Gimana mau berkarakter kalau contohnya aja sama sekali nggak punya karakter yang diidam-idamkan para pembuiat visi dan misi kampusnya? Apa plin-plan itu salah satu karakter yang dimaksud?
Kalau begitu nggak salah dong kalau saya dan beberapa teman memperkuat karakter pembangkang? Katanya berkarakter kuat?
Nggak salah juga dong kalo kita mengasah kemampuan kancil kita? Katanya cerdas?
That was what the so called mental
Yang saya dapatkan dari pembekalan PPL adalah penguatan kemampuan komplain dan misuh. Untung saja saya sudah sarapan pagi, kalau tidak mungkin prosentase pisuhan saya mencapai 20% dari semua kata yang saya keluarkan hari ini.
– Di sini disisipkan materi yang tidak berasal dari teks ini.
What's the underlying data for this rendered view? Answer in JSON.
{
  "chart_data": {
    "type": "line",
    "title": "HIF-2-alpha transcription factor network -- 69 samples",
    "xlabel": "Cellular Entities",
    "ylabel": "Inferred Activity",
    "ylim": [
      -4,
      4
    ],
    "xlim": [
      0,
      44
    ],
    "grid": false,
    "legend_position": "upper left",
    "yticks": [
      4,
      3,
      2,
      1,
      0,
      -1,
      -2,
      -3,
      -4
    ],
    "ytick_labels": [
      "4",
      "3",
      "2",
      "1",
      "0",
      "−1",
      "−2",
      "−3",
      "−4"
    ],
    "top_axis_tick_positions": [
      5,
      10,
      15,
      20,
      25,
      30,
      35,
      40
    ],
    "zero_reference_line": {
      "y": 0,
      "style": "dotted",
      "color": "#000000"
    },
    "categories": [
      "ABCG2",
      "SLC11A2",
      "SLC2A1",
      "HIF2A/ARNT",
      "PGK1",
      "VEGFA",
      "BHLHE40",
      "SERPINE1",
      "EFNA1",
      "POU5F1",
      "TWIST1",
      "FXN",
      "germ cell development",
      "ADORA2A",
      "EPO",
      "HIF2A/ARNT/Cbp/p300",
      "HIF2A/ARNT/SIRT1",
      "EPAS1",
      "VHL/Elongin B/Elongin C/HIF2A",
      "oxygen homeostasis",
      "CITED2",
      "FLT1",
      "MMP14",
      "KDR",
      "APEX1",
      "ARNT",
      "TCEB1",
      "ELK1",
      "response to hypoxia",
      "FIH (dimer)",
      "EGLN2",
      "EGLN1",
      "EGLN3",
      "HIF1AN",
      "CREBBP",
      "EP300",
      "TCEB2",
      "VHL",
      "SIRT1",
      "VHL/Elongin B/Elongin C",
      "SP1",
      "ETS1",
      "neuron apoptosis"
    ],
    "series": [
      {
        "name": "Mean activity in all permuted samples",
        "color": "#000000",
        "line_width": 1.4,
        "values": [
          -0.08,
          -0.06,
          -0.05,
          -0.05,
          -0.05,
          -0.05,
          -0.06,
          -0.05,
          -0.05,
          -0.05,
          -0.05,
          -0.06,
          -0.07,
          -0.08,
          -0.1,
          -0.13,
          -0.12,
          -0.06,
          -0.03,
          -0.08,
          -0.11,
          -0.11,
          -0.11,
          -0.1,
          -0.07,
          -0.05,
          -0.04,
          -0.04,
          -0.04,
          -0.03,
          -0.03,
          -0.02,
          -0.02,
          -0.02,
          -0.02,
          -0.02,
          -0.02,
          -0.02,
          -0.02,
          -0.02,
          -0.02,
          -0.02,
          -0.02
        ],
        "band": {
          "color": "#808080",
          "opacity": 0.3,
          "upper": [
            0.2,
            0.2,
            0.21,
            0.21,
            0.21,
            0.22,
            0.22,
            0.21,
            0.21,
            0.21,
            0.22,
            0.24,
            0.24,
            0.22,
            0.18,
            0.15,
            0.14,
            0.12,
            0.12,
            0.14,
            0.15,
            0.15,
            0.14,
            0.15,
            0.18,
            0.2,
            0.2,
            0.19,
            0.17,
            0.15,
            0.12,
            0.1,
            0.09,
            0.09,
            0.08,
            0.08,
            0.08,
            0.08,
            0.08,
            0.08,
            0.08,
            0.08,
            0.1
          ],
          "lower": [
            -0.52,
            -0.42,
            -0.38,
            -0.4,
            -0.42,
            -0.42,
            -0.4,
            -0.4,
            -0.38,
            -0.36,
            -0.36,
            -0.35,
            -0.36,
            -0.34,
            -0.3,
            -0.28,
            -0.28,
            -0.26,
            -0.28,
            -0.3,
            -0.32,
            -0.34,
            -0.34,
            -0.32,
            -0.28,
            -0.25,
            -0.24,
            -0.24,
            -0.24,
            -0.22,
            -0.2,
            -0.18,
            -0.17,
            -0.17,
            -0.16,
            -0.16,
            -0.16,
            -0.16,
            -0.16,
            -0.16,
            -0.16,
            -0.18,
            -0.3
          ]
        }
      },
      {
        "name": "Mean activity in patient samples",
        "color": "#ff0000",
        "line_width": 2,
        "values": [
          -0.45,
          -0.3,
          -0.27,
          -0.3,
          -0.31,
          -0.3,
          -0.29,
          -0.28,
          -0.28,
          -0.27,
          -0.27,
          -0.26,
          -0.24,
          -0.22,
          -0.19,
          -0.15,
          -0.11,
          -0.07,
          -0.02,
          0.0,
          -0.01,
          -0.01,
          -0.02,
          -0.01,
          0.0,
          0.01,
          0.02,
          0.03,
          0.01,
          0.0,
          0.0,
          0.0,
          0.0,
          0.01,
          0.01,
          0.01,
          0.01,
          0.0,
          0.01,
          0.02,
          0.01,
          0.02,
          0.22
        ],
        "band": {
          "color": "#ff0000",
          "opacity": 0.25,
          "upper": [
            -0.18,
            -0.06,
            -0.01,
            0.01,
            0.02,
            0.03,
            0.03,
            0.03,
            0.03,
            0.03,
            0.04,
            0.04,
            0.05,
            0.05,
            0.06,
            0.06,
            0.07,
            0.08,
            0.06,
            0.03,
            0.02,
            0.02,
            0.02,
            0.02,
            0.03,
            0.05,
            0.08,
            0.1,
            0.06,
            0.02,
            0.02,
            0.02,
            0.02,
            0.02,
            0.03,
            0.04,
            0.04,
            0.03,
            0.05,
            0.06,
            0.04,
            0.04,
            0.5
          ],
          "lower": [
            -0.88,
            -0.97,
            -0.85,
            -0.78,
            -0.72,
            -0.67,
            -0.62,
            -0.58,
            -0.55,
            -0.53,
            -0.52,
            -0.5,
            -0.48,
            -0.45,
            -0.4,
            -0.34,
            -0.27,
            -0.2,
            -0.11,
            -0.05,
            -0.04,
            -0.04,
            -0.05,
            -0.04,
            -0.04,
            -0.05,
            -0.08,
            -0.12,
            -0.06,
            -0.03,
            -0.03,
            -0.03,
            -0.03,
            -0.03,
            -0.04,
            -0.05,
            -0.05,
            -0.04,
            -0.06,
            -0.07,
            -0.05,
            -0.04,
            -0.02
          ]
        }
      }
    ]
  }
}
Ampun deh. Benar-benar memprihatinkan PPL-nya, seperti asal jalan dan kejar deadline aja. Ini bukannya ‘sangat disesalkan’ lagi, tapi ‘sangat menyedihkan sekali’. Saya kira vpara penanggung jawab atau penyelenggara PPL punya kemampuan lebih dalam memanajemen program, tapi kok nyatanya nggak ada yang jelas.
Yang jelas hanya satu yaitu ketidakjelasannya. Yang profesional juga cuma satu: ketidakprofesinalannya. Intinya ya mungkin seperti ini di mata saya, kebaikan dari keseluruhannya hanya satu: baik sekali keburukannya. Sama aja, kelebihannya juga Cuma satu, yaitu kekurangannya.